Domain specific affective classification of documents
|Conference paper (help)|
|Domain specific affective classification of documents|
|Authors:||Sara Owsley, Sanjay Sood, Kristian J. Hammond|
|Citation:||AAI Spring Symposium: Computational Approaches to Analyzing Weblogs : 181-183. 2006|
|Publisher:||American Association for Artificial Intelligence|
|Database(s):||Citeulike Google Scholar cites|
|Web:||DuckDuckGo Bing Google Yahoo! — Google PDF|
|Article:||Google Scholar PubMed|
|Restricted:||DTU Digital Library|
Domain specific affective classification of documents describes a system for text sentiment analysis of movie reviews for IMDb. They use a naïve Bayes classifier and the comparison the ANEW word list.
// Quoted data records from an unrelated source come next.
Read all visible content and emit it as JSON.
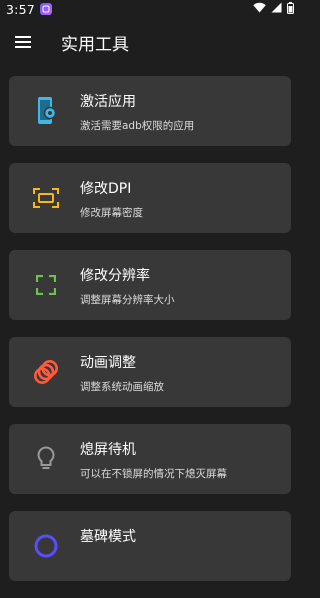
{
  "status_bar": {
    "time": "3:57",
    "icons": [
      "app-notification-icon",
      "wifi-icon",
      "cellular-signal-icon",
      "battery-icon"
    ]
  },
  "app_bar": {
    "menu_icon": "menu-icon",
    "title": "实用工具"
  },
  "tools": [
    {
      "icon": "phone-settings-icon",
      "icon_color": "#3fb8e8",
      "title": "激活应用",
      "subtitle": "激活需要adb权限的应用"
    },
    {
      "icon": "dpi-icon",
      "icon_color": "#f2b81c",
      "title": "修改DPI",
      "subtitle": "修改屏幕密度"
    },
    {
      "icon": "resolution-icon",
      "icon_color": "#6cc24a",
      "title": "修改分辨率",
      "subtitle": "调整屏幕分辨率大小"
    },
    {
      "icon": "animation-icon",
      "icon_color": "#ff5a3c",
      "title": "动画调整",
      "subtitle": "调整系统动画缩放"
    },
    {
      "icon": "lightbulb-icon",
      "icon_color": "#9a9a9a",
      "title": "熄屏待机",
      "subtitle": "可以在不锁屏的情况下熄灭屏幕"
    },
    {
      "icon": "tombstone-icon",
      "icon_color": "#5a4cff",
      "title": "墓碑模式",
      "subtitle": ""
    }
  ]
}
10.000 movie reviews from IMDb collected by crawling the site: text as well as the star rating between 1 and 10. The selected only the reviews with 1 or 10 stars: 1200 1-star reviews and 1200 10-star reviews
A test set was countructed by crawling 5000 movie reviews which had ratings between 1 and 10 starts.
- Selecting only adjectives with the Brill tagger for part-of-speech tagging.
- Porter stemmer for word stemming.
- Naïve Bayes classifier
- Comparison with a general purpose affective corpus labelling with ANEW.
- The ANEW sentiment score (valence) was collapsed to negative (1 to 4) and positive (6 to 9).
They find 3180 unique adjectives.
On the test set the accuracy was 78.06% for the naïve Baes classifier approach, while the ANEW approach only scored 57.7%.
- How did they split the test set movie review into the positive and the negative set?
- It is not clear how they aggregated the sentiment with the ANEW word list for the individual words to the entire movie review. Did they just count the number of "positive" and "negative" words?